The lockdown provisions have thrown these arguments into sharp relief; there are those who see the government’s response as a power-grab – a despotic confiscation of ancient liberties all done in the name of an exaggerated threat and with the intent of making permanent inroads into our freedoms. If, when you look at Boris Johnson, you see an authoritarian in libertarian clothes who has imposed the lockdown as a sinister way of extending state control, I would politely suggest that you are indulging in a far-fetched conspiracy theory.

While I can see that there is some truth in the argument that the threat from Covid was exaggerated I cannot see that the government had much of a choice; we live in an age when people expect the government to protect them. If, instead, it had sat on its hands and allowed the virus to do its worst until ‘herd immunity’ was reached (and that was clearly Boris’s first instinct) opposition politicians would have had a field day; as the death toll soared and hospital corridors filled with the dying Johnson’s nascent political project would have been stillborn. Doing nothing was politically unfeasible. Inevitably the decision to impose the lockdown was a decision coloured by political considerations; how could it have been otherwise?

As to whether masks are any use or not in combating the virus that is another matter. Some – like Matthew Parris – argue that what we need is some scientific clarity on the issue. That will be almost impossible to discover; the scientific method requires a proper control group to test against the new proposition. In the case of face masks, given the myriad of other variables and our current low rate of infection, results are almost certain to be inconclusive. Most people. I suspect, favour a common-sense response; on a recent visit to Hokkaido, well before anyone had heard of Covid-19, I was surprised, as are many first-time visitors to Japan, to see face-masks being worn as a matter of routine. And – here’s maybe the evidence that Matthew seeks – Japan seems to have coped remarkably well with the pandemic. Certainly there will be other factors involved – the no handshaking tradition for instance – but it should give the mask-sceptics some pause for thought at least.

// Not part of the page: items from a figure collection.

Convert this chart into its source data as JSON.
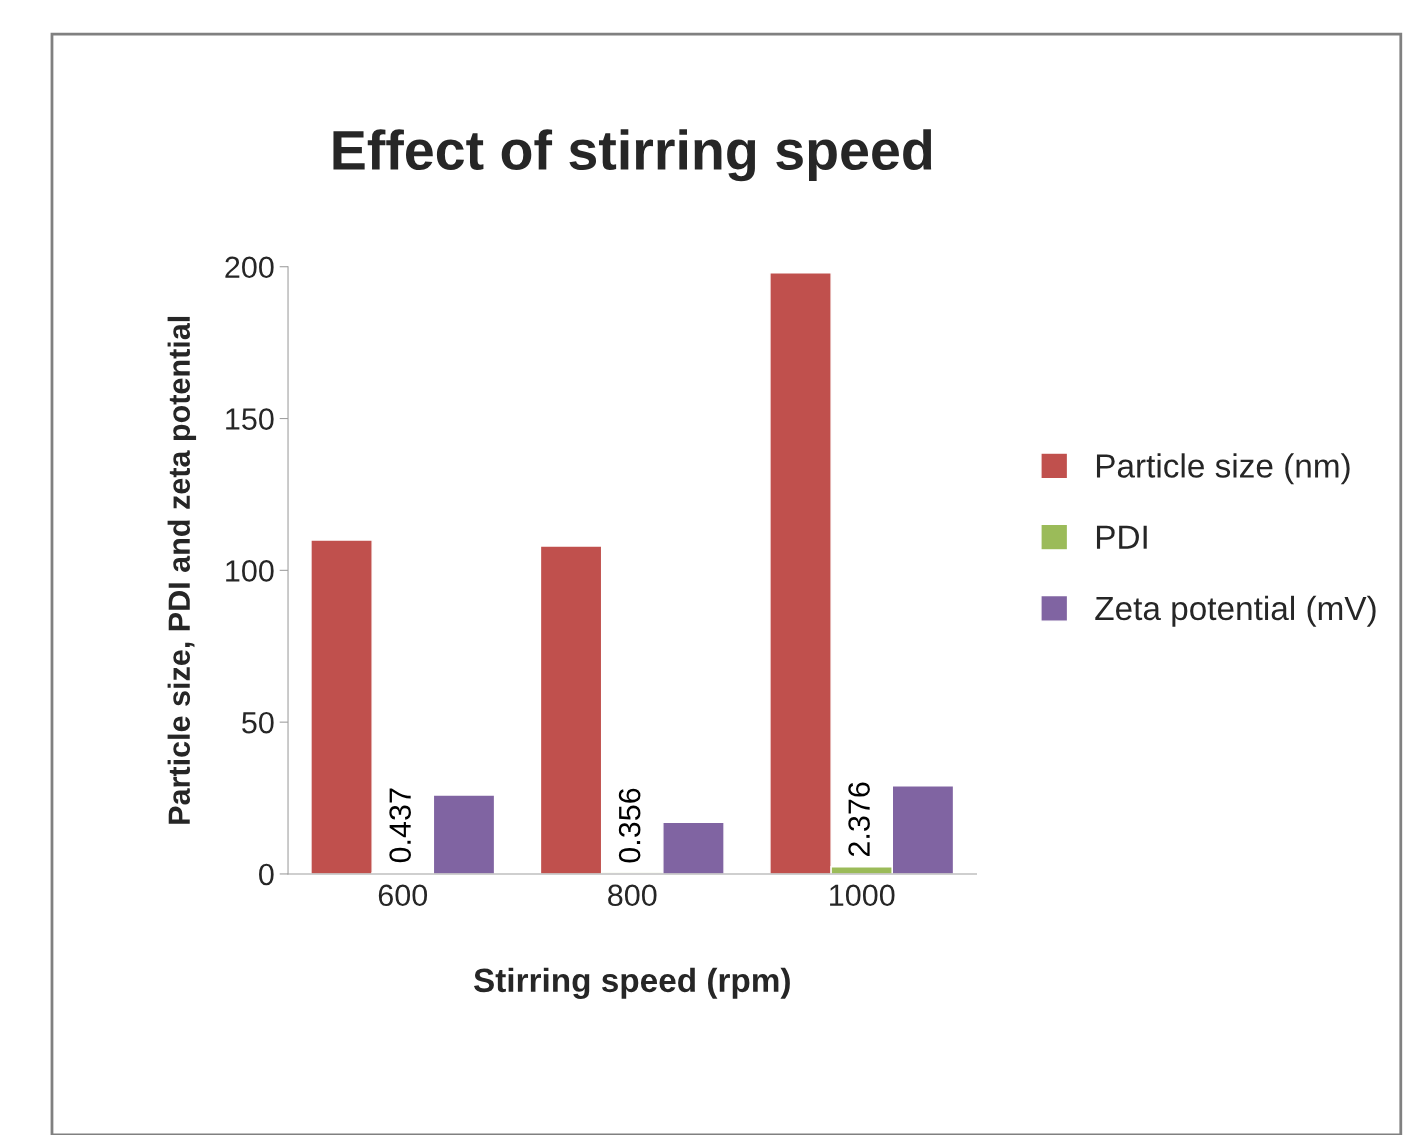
{
  "chart_data": {
    "type": "bar",
    "title": "Effect of stirring speed",
    "xlabel": "Stirring speed (rpm)",
    "ylabel": "Particle size, PDI and zeta potential",
    "categories": [
      "600",
      "800",
      "1000"
    ],
    "series": [
      {
        "name": "Particle size (nm)",
        "color": "#c0504d",
        "values": [
          110,
          108,
          198
        ]
      },
      {
        "name": "PDI",
        "color": "#9bbb59",
        "values": [
          0.437,
          0.356,
          2.376
        ],
        "value_labels": [
          "0.437",
          "0.356",
          "2.376"
        ]
      },
      {
        "name": "Zeta potential (mV)",
        "color": "#8064a2",
        "values": [
          26,
          17,
          29
        ]
      }
    ],
    "ylim": [
      0,
      200
    ],
    "yticks": [
      0,
      50,
      100,
      150,
      200
    ],
    "grid": false,
    "legend": "right"
  }
}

In the meantime, think of mask-wearing as a matter of etiquette; doubtless Spectatorreaders wouldn’t dream of talking with their mouths full, don’t have shouty phone conversations in public places and refrain from making personal comments about the obese. These commonplace courtesies are not done for ones’ own benefit but because other people might find them rude and off-putting. Similarly you don’t wear a face-mask because you want to – but merely to put other people at their ease and with the possible added advantage that doing so might, actually, be a useful prophylactic. And, really and truly, it’s no big-deal.